Data behavior when importing data from a DB connected to Dataiku
When Snowflake and Dataiku are connected and data is imported,
Dataiku will physically import the data?
Thank you in advance.
Answers
-
Turribeach Dataiku DSS Core Designer, Neuron, Dataiku DSS Adv Designer, Registered, Neuron 2023 Posts: 2,166 Neuron
No. When using a Dataiku datasets on a Snowflake connection the data always stays in Snowflake. All Dataiku does is to cache a data sample, usually 10000 rows unless changed, to facilitate dataset exploration in the flow. Certain recipes like Python or those using the DSS engine will require the data to loaded into the DSS server first. All other recipes will be push down to Snowflake so the data will not be loaded into memory.
-
Thank you for your answer, it is very helpful.
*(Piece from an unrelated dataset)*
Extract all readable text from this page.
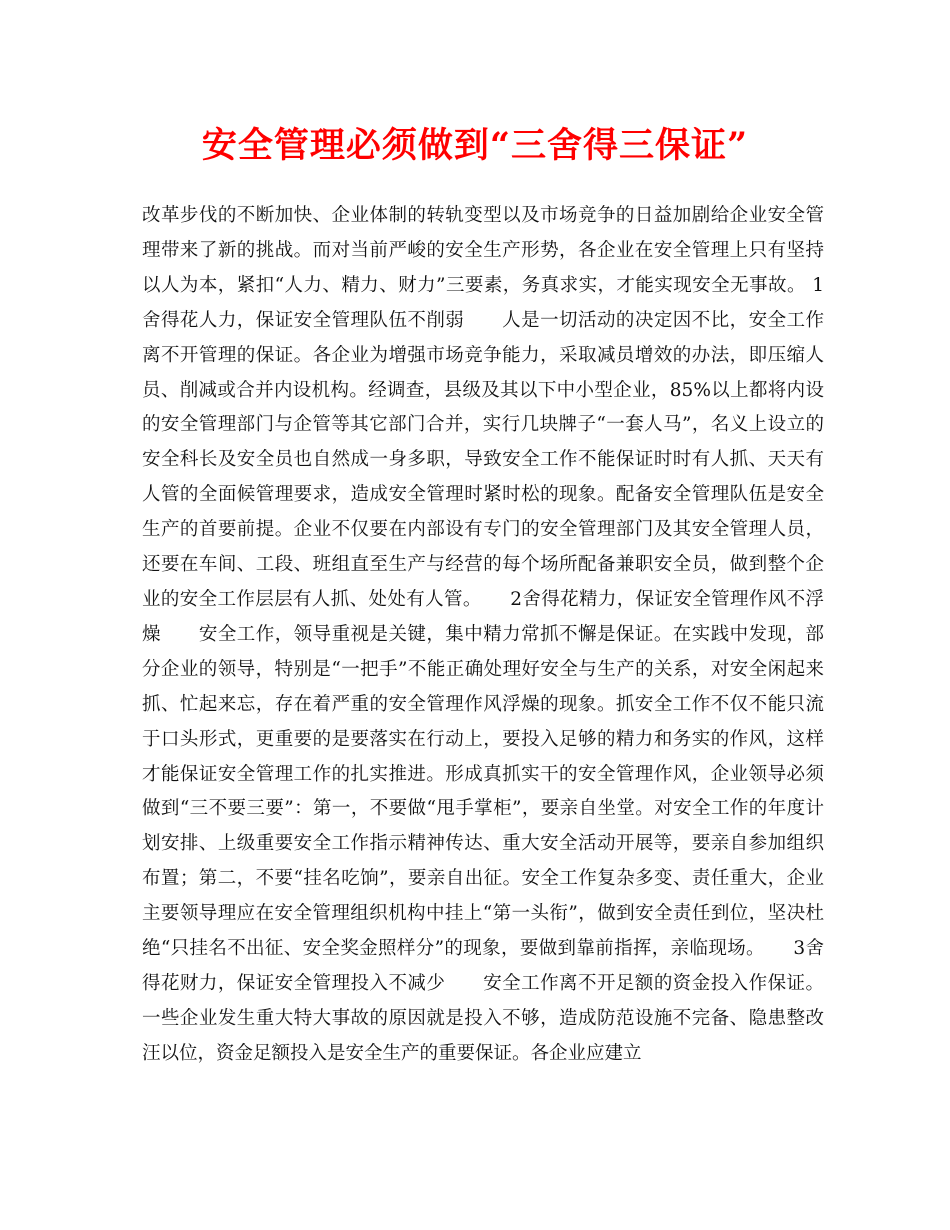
安全管理必须做到“三舍得三保证”

改革步伐的不断加快、企业体制的转轨变型以及市场竞争的日益加剧给企业安全管理带来了新的挑战。而对当前严峻的安全生产形势，各企业在安全管理上只有坚持以人为本，紧扣“人力、精力、财力”三要素，务真求实，才能实现安全无事故。 1舍得花人力，保证安全管理队伍不削弱　　人是一切活动的决定因不比，安全工作离不开管理的保证。各企业为增强市场竞争能力，采取减员增效的办法，即压缩人员、削减或合并内设机构。经调查，县级及其以下中小型企业，85%以上都将内设的安全管理部门与企管等其它部门合并，实行几块牌子“一套人马”，名义上设立的安全科长及安全员也自然成一身多职，导致安全工作不能保证时时有人抓、天天有人管的全面候管理要求，造成安全管理时紧时松的现象。配备安全管理队伍是安全生产的首要前提。企业不仅要在内部设有专门的安全管理部门及其安全管理人员，还要在车间、工段、班组直至生产与经营的每个场所配备兼职安全员，做到整个企业的安全工作层层有人抓、处处有人管。　　2舍得花精力，保证安全管理作风不浮燥　　安全工作，领导重视是关键，集中精力常抓不懈是保证。在实践中发现，部分企业的领导，特别是“一把手”不能正确处理好安全与生产的关系，对安全闲起来抓、忙起来忘，存在着严重的安全管理作风浮燥的现象。抓安全工作不仅不能只流于口头形式，更重要的是要落实在行动上，要投入足够的精力和务实的作风，这样才能保证安全管理工作的扎实推进。形成真抓实干的安全管理作风，企业领导必须做到“三不要三要”：第一，不要做“甩手掌柜”，要亲自坐堂。对安全工作的年度计划安排、上级重要安全工作指示精神传达、重大安全活动开展等，要亲自参加组织布置；第二，不要“挂名吃饷”，要亲自出征。安全工作复杂多变、责任重大，企业主要领导理应在安全管理组织机构中挂上“第一头衔”，做到安全责任到位，坚决杜绝“只挂名不出征、安全奖金照样分”的现象，要做到靠前指挥，亲临现场。　　3舍得花财力，保证安全管理投入不减少　　安全工作离不开足额的资金投入作保证。一些企业发生重大特大事故的原因就是投入不够，造成防范设施不完备、隐患整改汪以位，资金足额投入是安全生产的重要保证。各企业应建立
For example, but in one flow, we can push down to Snowflake and
If I want to create a flow that combines a specific recipe, such as a recipe to process and a recipe that uses Python or DSS engine,
Can the engine to be processed be changed to match the recipe to be created?Also, if the goal of the flow is to perform visual statistics such as multivariate analysis or visual machine learning in the lab and incorporate it into the flow, would the DSS engine be used for statistical analysis and machine learning training and prediction?
I am using the on-premise version and am unable to verify the use of different engines, which is why I asked this question.
-
Turribeach Dataiku DSS Core Designer, Neuron, Dataiku DSS Adv Designer, Registered, Neuron 2023 Posts: 2,166 Neuron
If I want to create a flow that combines a specific recipe, such as a recipe to process and a recipe that uses Python or DSS engine, can the engine to be processed be changed to match the recipe to be created?
I can't understand what you mean by this but changing the engine of a recipe may be possible in some cases and others not. It's too complicated to put in a post so you should do your own testing to confirm you specific question.
Also, if the goal of the flow is to perform visual statistics such as multivariate analysis or visual machine learning in the lab and incorporate it into the flow, would the DSS engine be used for statistical analysis and machine learning training and prediction?
Yes.
I am using the on-premise version and am unable to verify the use of different engines, which is why I asked this question.
Not sure why you say you can't verify the engine. Recipe engines can be clearly seen in the flow. In fact there is a whole flow view that.
-
Sorry, I didn't ask the right question.
Using Dataiku dataset with Snowflake connection to preprocess data, perform statistical analysis and machine learning training and predictions
I wanted to know if it is possible to have the statistical analysis and machine learning training and forecasting part pushed down to Snowflake as well, given the flow. -
Turribeach Dataiku DSS Core Designer, Neuron, Dataiku DSS Adv Designer, Registered, Neuron 2023 Posts: 2,166 Neuron
-
LouisDHulst Dataiku DSS Core Designer, Dataiku DSS ML Practitioner, Neuron, Registered, Neuron 2023 Posts: 54 Neuron
All of the visual ML and statistical analysis part of Dataiku require the DSS engine (or Spark for ML), but with additions being made to Snowflake ML and Snowpark it's now possible to use Dataiku to train Snowpark ML models. There's also the Visual Snowpark ML plugin.